I couldn’t do it.
I mean, look at this:
I’m used to working with my HUGE iMac in the back there, not Wonder Woman’s tiny MacBook in the front there.
And sitting at my desk with the one in front of the other, it was painfully obvious that the “I’ll just use the MacBook” approach wasn’t going to cut it.
It also was painfully obvious that waiting for my employer to suddenly bestow upon me a new MacBook could take a loooooooong time … especially when you’re me, and you have the patience of a 5-year-old, in which case anything longer than RIGHT NOW is way, way too long.
But I can nary afford to buy chewing gum, let alone a new Mac … so here’s what I did.
I done went and gots myself this bad boy right here:
Where my geeks at, y’all? Can I get a “WOOT! WOOT!”?
That’s a 1TB (as in “terabyte” … as in “HOT DAMN! LOOK AT ALL O’ THIS HERE HARD DRIVE SPACE!”) external hard drive, which cost me about $160. (And who knew external hard drives had become so affordable? Not me.) Part of it now serves as my iMac’s primary hard drive, the original, internal version of which has, as previously noted, decided to take early retirement.
And now that I have a fully functional iMac with a fully functional (albeit external instead of internal) hard drive, I have realized something.
Ever hear the anecdote about how, if you put a frog in a pan of cold water, and then slowly heat the water, the frog won’t realize that the temperature is rising, and will essentially allow itself to be boiled to death?
Well, call me Kermit, because it turns out that I have been a frog, and my iMac has been a pot of water … and when I first got my iMac two years, goodness me, the water was crisp, and the performance was, too.

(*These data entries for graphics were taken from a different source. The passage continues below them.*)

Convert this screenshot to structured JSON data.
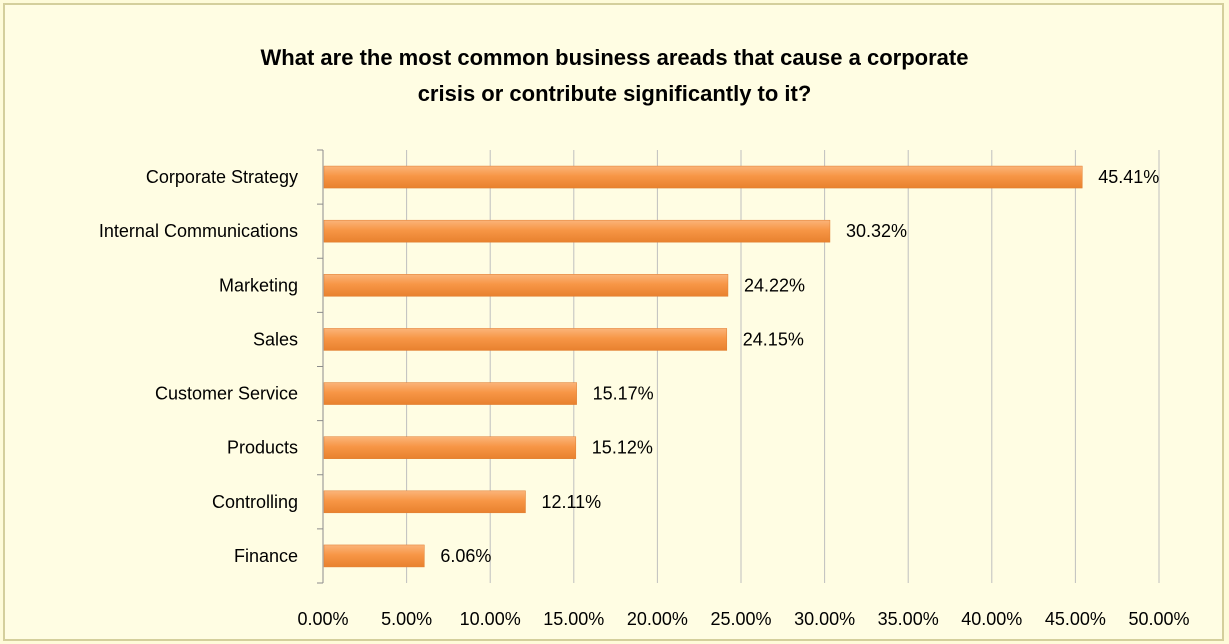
{
  "chart_data": {
    "type": "bar",
    "orientation": "horizontal",
    "title_lines": [
      "What are the most common business areads that cause a corporate",
      "crisis or contribute significantly to it?"
    ],
    "categories": [
      "Corporate Strategy",
      "Internal Communications",
      "Marketing",
      "Sales",
      "Customer Service",
      "Products",
      "Controlling",
      "Finance"
    ],
    "values": [
      45.41,
      30.32,
      24.22,
      24.15,
      15.17,
      15.12,
      12.11,
      6.06
    ],
    "value_labels": [
      "45.41%",
      "30.32%",
      "24.22%",
      "24.15%",
      "15.17%",
      "15.12%",
      "12.11%",
      "6.06%"
    ],
    "x_ticks": [
      0,
      5,
      10,
      15,
      20,
      25,
      30,
      35,
      40,
      45,
      50
    ],
    "x_tick_labels": [
      "0.00%",
      "5.00%",
      "10.00%",
      "15.00%",
      "20.00%",
      "25.00%",
      "30.00%",
      "35.00%",
      "40.00%",
      "45.00%",
      "50.00%"
    ],
    "xlim": [
      0,
      50
    ],
    "xlabel": "",
    "ylabel": "",
    "grid": "vertical",
    "legend": "none",
    "colors": {
      "bar": "#f79646",
      "bar_highlight": "#fbb47a",
      "background": "#fffde3",
      "grid": "#bfbfbf"
    }
  }
}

And then, at some point, the water began to heat up … until, finally, several weeks ago, I discovered I was being boiled to death.
I won’t bore you with the details, but after running some tests comparing my new, fully functional hard drive to my old, super shitty hard drive, I’ve discovered that it was taking me about 350 million times longer than it should have to accomplish various tasks on my iMac. (OK, more like eight times longer … but the difference between those two figures in practical terms, I assure you, is minimal.)
The only downside to the new arrangement is that it requires me to reinstall all of the applications I use for things like writing and blogging and working with photos and building websites, and to also copy over to the new drive all of my personal files, and reconfigure everything just so … a process I’ve been in the midst of for the past couple days now.
The good news is that my iMac totally kicks humongous portions of ass once again (like, seriously … I can’t believe how awesome this computer is again … and, even more than that, I can’t believe how bad it got before I realized there was a problem), and I am now really, truly, honest to GAWD-ly ready to blog my ever-lovin’ ass off, people.